Malam ini Nyonya Desi bilang akan pulang lebih awal, tapi nyatanya sampai pukul delapan malam mamanya tidak kunjung pulang.
"Dimakan dulu kak buburnya." Aster meletakkan mangkuk berisi bubur yang tadi dibelinya diluar. Lily menggeleng. "Mau sama mama atau gak papa."
"Mama sama papa belum pulang kak, yuk Aster yang suapin ya." Lagi-lagi Lily menggeleng. "Tapi kakak harus makan."
"Kalau gitu sama Angkasa." Aster benar-benar kewalahan. Ini seperti Aster yang kakak bagi Lily, bukan sebaliknya.
"Kak Angkasa lagi lomba, pulangnya masih dua hari lagi. Kakak harus makan biar sehat." Lily mulai terisak, Lily hanya butuh kedua orang tuanya disisinya.
Hatinya benar-benar sakit saat keduanya nampak tidak peduli pada kondisi Lily yang seperti ini. Lily butuh kedua orang tuanya, Lily butuh Angkasa ada disini, tapi Lily tidak bisa egois.

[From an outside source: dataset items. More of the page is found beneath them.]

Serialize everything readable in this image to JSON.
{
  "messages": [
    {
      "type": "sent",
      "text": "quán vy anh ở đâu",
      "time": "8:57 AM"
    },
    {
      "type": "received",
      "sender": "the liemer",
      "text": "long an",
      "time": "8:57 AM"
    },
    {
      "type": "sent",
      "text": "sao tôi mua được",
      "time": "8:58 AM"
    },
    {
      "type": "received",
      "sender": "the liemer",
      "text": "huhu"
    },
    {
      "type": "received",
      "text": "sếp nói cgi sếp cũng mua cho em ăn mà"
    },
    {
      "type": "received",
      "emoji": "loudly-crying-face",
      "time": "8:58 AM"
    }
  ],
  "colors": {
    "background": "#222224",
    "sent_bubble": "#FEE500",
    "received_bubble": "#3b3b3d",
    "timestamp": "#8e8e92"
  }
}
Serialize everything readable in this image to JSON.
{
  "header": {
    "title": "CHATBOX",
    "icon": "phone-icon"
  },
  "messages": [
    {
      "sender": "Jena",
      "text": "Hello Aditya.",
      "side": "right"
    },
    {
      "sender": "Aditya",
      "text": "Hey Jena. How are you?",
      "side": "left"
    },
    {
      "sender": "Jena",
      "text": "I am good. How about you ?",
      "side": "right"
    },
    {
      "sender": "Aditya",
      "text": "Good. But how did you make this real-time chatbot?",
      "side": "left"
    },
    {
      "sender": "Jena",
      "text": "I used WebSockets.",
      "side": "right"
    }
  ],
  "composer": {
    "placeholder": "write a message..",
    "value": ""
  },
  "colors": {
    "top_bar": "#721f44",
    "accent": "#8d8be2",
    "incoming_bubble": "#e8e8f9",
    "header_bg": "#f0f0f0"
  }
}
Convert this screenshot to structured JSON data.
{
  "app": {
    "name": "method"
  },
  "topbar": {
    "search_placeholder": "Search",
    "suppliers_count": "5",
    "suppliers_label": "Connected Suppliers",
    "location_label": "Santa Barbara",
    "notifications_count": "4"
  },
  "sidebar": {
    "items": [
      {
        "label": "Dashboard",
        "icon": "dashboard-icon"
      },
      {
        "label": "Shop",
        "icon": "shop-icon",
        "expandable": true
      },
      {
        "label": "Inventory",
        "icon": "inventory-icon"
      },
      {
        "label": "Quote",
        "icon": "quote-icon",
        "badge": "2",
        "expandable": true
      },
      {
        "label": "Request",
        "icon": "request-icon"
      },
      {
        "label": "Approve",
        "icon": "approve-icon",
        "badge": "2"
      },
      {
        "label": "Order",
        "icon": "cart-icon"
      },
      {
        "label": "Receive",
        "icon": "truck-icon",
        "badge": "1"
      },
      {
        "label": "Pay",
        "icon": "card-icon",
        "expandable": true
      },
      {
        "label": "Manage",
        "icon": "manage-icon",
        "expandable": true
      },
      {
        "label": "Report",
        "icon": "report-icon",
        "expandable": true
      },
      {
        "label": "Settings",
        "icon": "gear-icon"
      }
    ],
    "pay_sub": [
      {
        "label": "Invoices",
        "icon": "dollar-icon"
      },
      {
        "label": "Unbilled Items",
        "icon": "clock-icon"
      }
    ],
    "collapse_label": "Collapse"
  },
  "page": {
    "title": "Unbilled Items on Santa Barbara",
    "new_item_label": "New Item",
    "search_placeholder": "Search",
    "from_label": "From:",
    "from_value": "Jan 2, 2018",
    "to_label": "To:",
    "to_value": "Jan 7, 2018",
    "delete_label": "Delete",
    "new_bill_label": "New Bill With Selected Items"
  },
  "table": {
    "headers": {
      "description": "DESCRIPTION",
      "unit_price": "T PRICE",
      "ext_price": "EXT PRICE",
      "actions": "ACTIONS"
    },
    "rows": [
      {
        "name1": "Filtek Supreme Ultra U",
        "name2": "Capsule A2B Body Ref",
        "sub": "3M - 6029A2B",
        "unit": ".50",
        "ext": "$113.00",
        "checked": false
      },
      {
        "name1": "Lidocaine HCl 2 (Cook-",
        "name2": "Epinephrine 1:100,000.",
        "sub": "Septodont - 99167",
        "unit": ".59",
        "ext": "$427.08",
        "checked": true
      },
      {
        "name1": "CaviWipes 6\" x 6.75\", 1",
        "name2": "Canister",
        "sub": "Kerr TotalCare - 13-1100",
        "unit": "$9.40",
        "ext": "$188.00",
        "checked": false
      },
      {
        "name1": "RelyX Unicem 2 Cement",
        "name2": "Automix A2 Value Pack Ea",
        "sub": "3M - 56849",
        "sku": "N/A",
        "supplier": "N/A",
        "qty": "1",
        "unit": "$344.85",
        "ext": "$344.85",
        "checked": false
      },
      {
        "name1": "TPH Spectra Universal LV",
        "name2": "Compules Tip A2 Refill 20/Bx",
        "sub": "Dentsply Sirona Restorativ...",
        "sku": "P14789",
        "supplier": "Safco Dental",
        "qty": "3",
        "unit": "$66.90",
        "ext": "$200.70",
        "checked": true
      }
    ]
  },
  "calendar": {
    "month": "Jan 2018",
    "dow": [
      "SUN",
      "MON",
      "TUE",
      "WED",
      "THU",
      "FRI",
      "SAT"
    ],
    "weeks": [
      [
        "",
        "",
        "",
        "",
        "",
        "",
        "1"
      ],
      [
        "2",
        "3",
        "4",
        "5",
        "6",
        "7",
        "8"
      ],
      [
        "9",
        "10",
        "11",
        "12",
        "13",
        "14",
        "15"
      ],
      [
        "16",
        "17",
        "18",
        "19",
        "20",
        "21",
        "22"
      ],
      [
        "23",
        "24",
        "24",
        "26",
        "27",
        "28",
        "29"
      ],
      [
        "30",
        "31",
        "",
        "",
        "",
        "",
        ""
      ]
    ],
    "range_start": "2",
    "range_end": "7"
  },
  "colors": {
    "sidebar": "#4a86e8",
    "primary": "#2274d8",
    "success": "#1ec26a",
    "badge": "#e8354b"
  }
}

"Makan ya kak. Aster suapin." Akhirnya Lily mengangguk, Lily tidak ingin Aster menjadi khawatir karena dirinya.
Suapan demi suapan Aster berikan, dalam bubur yang Lily makan, sesekali Lily merasakan ada rasa asin dari air matanya.
Setelah Lily menghabiskan satu mangkuk bubur itu, Aster menuntun Lily menuju kamarnya. Aster menutup pintu kamar kakaknya, setelah memastikan kakaknya sudah tertidur lelap.
Aster hendak menuju kamarnya saat melihat mamanya naik menuju kamar Lily. "Gimana kakak kamu?" Nyonya Desi membuka kamar Lily sejenak, kemudian menutupnya kembali setelah melihat putrinya tertidur.
"Udah mendingan ma panasnya." Mamanya mengangguk paham, kemudian melangkah untuk turun kebawah. "Mama bisa gak sih gak janjiin kakak buat pulang cepet? Kakak nungguin mama."
Desi berhenti sejenak. "Iya, mama gak janji lagi." Aster masuk ke kamarnya dengan cepat, saat mamanya melanjutkan langkah untuk pergi ke lantai satu.
*
"Sayang lihat rambut aku jadi jelek gara-gara anak kamu tuh." Arya melihat rambut yang sebelumnya memiliki panjang tak rata, sekarang terlihat pendek. "Tetep cantik."
"Tapi aku gak suka." Arya menggeram kesal mendengar keluhan selingkuhannya itu.
"Kamu diem! Aku tu pusing, gara-gara video kejadian di mall kesebar aku dipecat!" Arya membiarkan Gita, selingkuhannya bergelayut manja pada lengannya.
"Kamu bisa kok jadi pimpinan perusahaanku, kalau kamu nikahin aku, terus balas dendam ke anak kamu dengan cara melakukan hal yang sama yang dia lakuin ke aku." Ucap Gita, kemudian meninggalkan Arya sendirian berperang dengan fikirannya.